Resorptive lesions. Cats are prone to another type of dental disease where the enamel dissolves in a spot on the tooth, exposing the pulp cavity. These are very painful and require the removal of the affected tooth. They usually occur at or below the gumline, can occur on teeth with or without tartar, and on the inside or outside surface of the teeth. Often they are not found until a dental procedure is performed.
Simple dental procedures on healthy animals are performed at our clinics in Coffs Harbour or Toormina. However, we refer to Rose Avenue Veterinary Hospital for complex operations and old or sick animals.
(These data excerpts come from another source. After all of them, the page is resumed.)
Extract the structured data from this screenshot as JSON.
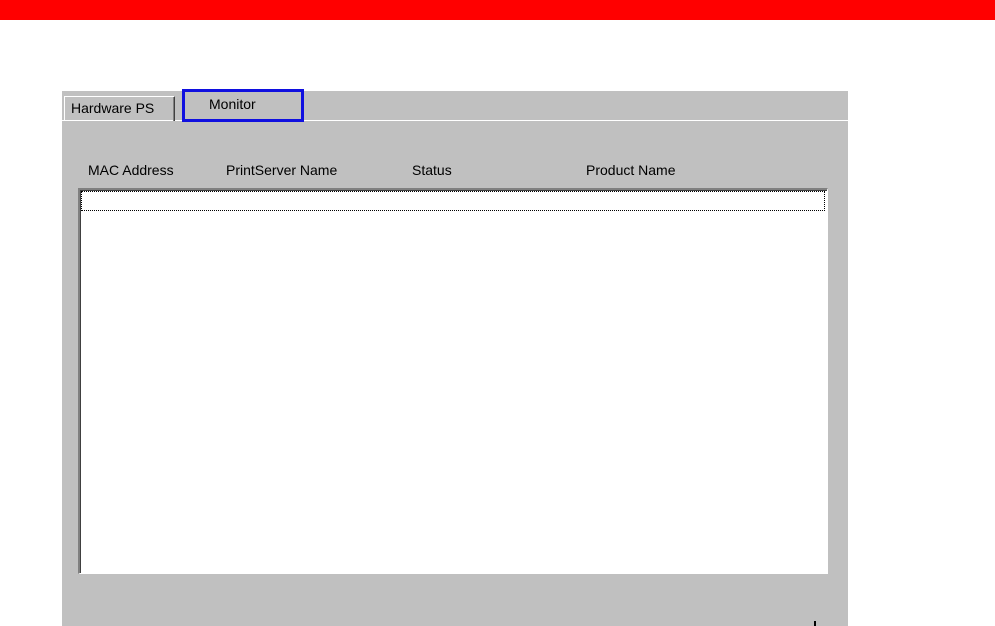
{
  "tabs": [
    {
      "label": "Hardware PS",
      "selected": false
    },
    {
      "label": "Monitor",
      "selected": true,
      "highlight_color": "#1010e0"
    }
  ],
  "list": {
    "columns": [
      "MAC Address",
      "PrintServer Name",
      "Status",
      "Product Name"
    ],
    "rows": []
  },
  "colors": {
    "banner": "#ff0000",
    "dialog_bg": "#c0c0c0"
  }
}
So, if you are a Toormina Road Veterinary Clinic client, your veterinarian can advise you if this is the case.
As some extractions are not identified until the scale and polish have been performed, the anaesthetic is assumed to be medium to long in most cases. For this reason, you will be offered a pre-anaesthetic blood test to assess your pet’s organ function and identify any possible problems before the anaesthetic. In addition, intravenous fluid therapy is recommended for nearly all dental procedures to protect the organs and assist in the clearance of anaesthetic drugs. Your veterinarian may also recommend antibiotics or pain medication before or after the dental treatment, depending on the severity of the dental disease.
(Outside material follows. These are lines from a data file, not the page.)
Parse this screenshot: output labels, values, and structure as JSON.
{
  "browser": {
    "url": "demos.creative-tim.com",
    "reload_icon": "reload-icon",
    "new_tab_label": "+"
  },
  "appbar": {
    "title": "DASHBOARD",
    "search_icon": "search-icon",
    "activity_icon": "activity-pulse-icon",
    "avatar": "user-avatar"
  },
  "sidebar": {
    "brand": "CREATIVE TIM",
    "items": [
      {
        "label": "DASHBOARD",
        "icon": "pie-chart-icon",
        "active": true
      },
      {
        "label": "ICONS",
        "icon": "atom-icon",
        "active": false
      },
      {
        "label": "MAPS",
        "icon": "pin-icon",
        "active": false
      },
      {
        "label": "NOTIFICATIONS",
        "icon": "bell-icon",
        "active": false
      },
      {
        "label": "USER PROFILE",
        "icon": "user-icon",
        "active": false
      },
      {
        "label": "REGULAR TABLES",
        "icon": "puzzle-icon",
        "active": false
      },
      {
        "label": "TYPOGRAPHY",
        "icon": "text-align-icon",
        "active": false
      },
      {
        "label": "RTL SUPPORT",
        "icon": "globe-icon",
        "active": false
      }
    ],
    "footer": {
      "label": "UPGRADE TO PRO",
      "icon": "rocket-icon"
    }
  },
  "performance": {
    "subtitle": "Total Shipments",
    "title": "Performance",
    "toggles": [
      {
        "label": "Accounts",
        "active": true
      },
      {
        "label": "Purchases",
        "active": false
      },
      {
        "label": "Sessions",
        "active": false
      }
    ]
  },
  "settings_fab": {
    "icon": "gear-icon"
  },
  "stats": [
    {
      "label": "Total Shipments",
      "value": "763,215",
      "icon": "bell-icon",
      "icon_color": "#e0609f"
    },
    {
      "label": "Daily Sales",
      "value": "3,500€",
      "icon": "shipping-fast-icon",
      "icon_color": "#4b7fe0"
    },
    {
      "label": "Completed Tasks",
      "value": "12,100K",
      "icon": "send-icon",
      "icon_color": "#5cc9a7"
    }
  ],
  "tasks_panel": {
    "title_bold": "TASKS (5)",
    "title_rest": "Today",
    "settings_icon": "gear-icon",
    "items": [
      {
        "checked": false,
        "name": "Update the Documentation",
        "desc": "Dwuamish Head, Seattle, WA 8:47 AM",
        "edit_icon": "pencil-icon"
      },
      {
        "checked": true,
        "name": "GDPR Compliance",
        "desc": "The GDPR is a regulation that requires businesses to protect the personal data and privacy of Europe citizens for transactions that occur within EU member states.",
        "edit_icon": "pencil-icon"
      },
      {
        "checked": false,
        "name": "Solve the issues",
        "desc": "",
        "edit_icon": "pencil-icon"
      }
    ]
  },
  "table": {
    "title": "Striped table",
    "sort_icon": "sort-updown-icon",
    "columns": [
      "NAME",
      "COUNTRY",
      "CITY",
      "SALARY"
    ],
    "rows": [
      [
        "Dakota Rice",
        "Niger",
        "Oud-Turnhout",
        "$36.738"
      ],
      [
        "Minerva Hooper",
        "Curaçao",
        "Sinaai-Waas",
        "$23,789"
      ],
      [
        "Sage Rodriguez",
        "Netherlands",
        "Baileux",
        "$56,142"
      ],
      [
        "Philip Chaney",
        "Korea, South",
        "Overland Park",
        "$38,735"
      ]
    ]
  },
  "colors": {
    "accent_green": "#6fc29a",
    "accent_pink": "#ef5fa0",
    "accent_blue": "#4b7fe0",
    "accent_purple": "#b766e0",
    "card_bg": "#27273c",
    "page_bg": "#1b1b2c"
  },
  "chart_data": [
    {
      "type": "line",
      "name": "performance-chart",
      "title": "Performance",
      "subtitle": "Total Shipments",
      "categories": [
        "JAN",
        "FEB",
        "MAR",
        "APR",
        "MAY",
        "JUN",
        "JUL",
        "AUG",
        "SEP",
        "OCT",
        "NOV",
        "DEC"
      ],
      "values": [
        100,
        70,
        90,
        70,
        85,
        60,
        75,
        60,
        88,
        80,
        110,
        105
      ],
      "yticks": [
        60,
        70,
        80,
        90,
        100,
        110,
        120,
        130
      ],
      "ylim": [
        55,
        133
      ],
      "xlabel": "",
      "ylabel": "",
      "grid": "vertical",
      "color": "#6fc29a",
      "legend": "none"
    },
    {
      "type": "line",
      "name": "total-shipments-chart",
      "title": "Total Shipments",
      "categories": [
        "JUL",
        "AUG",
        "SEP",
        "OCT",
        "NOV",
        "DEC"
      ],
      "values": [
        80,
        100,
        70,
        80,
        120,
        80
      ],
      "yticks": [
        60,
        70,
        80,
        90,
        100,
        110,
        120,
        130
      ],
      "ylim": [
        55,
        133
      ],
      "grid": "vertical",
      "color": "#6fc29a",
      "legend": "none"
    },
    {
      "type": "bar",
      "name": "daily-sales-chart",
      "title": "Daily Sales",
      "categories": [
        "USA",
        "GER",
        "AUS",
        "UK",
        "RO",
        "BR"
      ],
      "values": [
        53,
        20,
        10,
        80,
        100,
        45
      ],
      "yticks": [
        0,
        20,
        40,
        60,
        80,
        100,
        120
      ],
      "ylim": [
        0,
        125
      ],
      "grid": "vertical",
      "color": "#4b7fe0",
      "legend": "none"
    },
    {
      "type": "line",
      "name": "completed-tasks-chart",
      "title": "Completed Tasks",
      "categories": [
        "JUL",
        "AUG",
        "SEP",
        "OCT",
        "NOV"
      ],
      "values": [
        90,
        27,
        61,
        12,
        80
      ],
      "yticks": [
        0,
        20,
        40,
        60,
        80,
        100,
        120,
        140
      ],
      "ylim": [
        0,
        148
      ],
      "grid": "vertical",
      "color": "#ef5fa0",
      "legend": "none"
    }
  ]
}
It’s challenging to identify the full extent of dental disease under a layer of tartar or to carefully check the inside surface of a tooth in an awake pet. Therefore, it isn’t easy to estimate whether and how many teeth will need to be removed until the anaesthetic and scale of the teeth. Consequently, please advise the vet or nurse when admitting your pet for a dental procedure whether we can remove any teeth necessary or whether you will require a telephone call to advise during the procedure. Please make sure that if you request a telephone call you are available to answer your phone as without your permission, we cannot remove the teeth. Consequently, a further anaesthetic may be necessary at an additional cost to you.
Because all dental procedures are performed under a general anaesthetic, your pet may not be interested in food on the day of surgery. If your pet is interested in food, we recommend that you only feed up to half a standard-sized meal, as the drugs used can make them nauseous and may lead to vomiting if fed too much. You can offer a normal amount of food the day after the procedure.
If your pet has had extractions, your pet will need to be fed small chunks of meat for 5 days after the procedure to prevent food either sticking to sutures, damaging the sore gums or getting stuck in the tooth sockets.
Your pet will have been given pain relief before, during and after the procedure. However, if you feel that your pet is suffering from discomfort, please let us know so that we can provide you with a longer course of pain relief medication.